In ons land bleven ook de doopgetuigen bestaan. Het convent van Wezel zeide: Wij laten het gebruik van bijzondere getuigen vrij.

De synode van Embden bepaalde desgelijks. Volgens een ingekomen vraag konden tweeërlei getuigen worden toegelaten. Zij, die geen leden waren, om te getuigen, dat de doop had plaats gehad en 2e. zij, die mede voor de opvoeding moesten zorgen. Deze moesten lidmaat der gemeente zijn. De eerste soort doopgetuigen is spoedig overbodig geworden, omdat weldra de gemeente bij den doop tegenwoordig was.

De Synode van 1574 maakte onderscheid tusschen de verplichting van ouders èn getuigen. De vaders moeten bij den doop van hun kinderen tegenwoordig zijn om met de zgn. gevaders op de vragen te antwoorden. Omdat er geen gebod is in Gods Woord voor getuigen, mag men niemand het stellen van getuigen opleggen. Nochtans is het een oud gebruik tot een goed doel ingevoerd.

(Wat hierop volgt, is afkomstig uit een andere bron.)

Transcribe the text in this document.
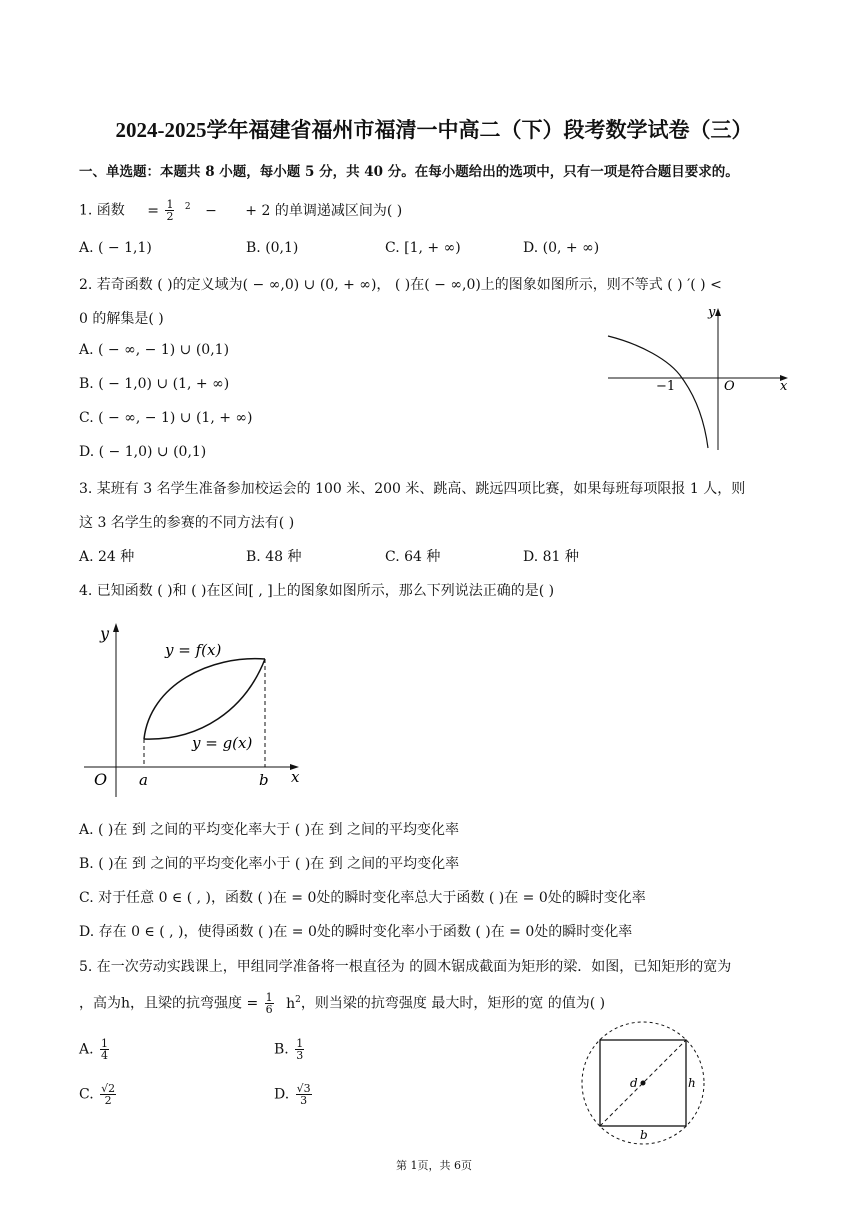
2024-2025学年福建省福州市福清一中高二（下）段考数学试卷（三）
一、单选题：本题共 8 小题，每小题 5 分，共 40 分。在每小题给出的选项中，只有一项是符合题目要求的。
1. 函数 = $\frac{1}{2} ^2$ − + 2 的单调递减区间为( )
A. ( − 1,1)	B. (0,1)	C. [1, + ∞)	D. (0, + ∞)
2. 若奇函数 ( )的定义域为( − ∞,0) ∪ (0, + ∞)， ( )在( − ∞,0)上的图象如图所示，则不等式 ( ) ′( ) <
0 的解集是( )
A. ( − ∞, − 1) ∪ (0,1)
B. ( − 1,0) ∪ (1, + ∞)
C. ( − ∞, − 1) ∪ (1, + ∞)
D. ( − 1,0) ∪ (0,1)
y
x
O
−1
3. 某班有 3 名学生准备参加校运会的 100 米、200 米、跳高、跳远四项比赛，如果每班每项限报 1 人，则
这 3 名学生的参赛的不同方法有( )
A. 24 种	B. 48 种	C. 64 种	D. 81 种
4. 已知函数 ( )和 ( )在区间[ , ]上的图象如图所示，那么下列说法正确的是( )
y
x
O a	b
y = f(x)
y = g(x)
A. ( )在 到 之间的平均变化率大于 ( )在 到 之间的平均变化率
B. ( )在 到 之间的平均变化率小于 ( )在 到 之间的平均变化率
C. 对于任意 0 ∈ ( , )，函数 ( )在 = 0处的瞬时变化率总大于函数 ( )在 = 0处的瞬时变化率
D. 存在 0 ∈ ( , )，使得函数 ( )在 = 0处的瞬时变化率小于函数 ( )在 = 0处的瞬时变化率
5. 在一次劳动实践课上，甲组同学准备将一根直径为 的圆木锯成截面为矩形的梁．如图，已知矩形的宽为
，高为h，且梁的抗弯强度 = $\frac{1}{6} h^2$，则当梁的抗弯强度 最大时，矩形的宽 的值为( )
A. $\frac{1}{4}$	B. $\frac{1}{3}$
C. $\frac{√2}{2}$	D. $\frac{√3}{3}$	d	h
b
第 1页，共 6页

In 1578 werd nogmaals de tegenwoordigheid van den vader bij den doop geeischt en in 1618—'19 op de groote Synode van Dordt werd erop gewezen, dat het nemen van doopgetuigen een gebruik was, dat op zichzelve vrij was. De getuigen werden toegelaten, maar eigenlijk overbodig geacht. Als men ze neemt, betaamt het, dat men neme die de zuivere leer toegedaan en vroom van wandel zijn.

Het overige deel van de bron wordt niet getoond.